Arizona's Unusual Statute of Limitations

Although Arizona courts have on multiple occasions explained that statutes of limitations are to be construed liberally in favor of the accused and against the prosecution, in practice, that doesn’t make an awful lot of difference. According to at least one Arizona court, our criminal statute of limitations is explicit. Unlike most states’ statutes of limitations, which begin running at the time of the offense, it doesn’t begin to run until the state actually discovers or should have discovered the offense.

The law allows some serious injustice to take place as long as it isn’t the state’s fault. A victim can wait as long as he or she pleases before going to authorities, and as long as there’s no reason the state should have known earlier, charges can go forward. What would stop a victim from waiting until key defense witnesses die before coming forward? Why not wait until the defendant has more to lose and is likely to take a plea?
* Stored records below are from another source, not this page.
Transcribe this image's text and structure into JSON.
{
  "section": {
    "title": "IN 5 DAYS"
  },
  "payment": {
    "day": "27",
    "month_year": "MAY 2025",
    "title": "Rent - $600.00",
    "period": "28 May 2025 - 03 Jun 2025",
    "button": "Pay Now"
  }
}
Also, why not wait until the defendant has more personal assets? A victim could potentially use Arizona’s criminal statute of limitations to extend the time for filing a civil suit based on the same conduct. While a victim would normally have to file a civil claim in a relatively short window of time after being wronged, a special law extends the civil statute of limitations for one year after the final disposition of a criminal proceeding arising from the same conduct. If a victim misses the civil statute of limitations, why not go to the police and get a criminal case started? The victim will then have a year after that’s done to file a civil suit.

Arizona courts claim statutes of limitations are designed primarily to protect the accused from the burden of defending himself or herself against charges of long completed misconduct. If that really is the purpose, it shouldn’t matter whether the delay is caused by the state or the victim.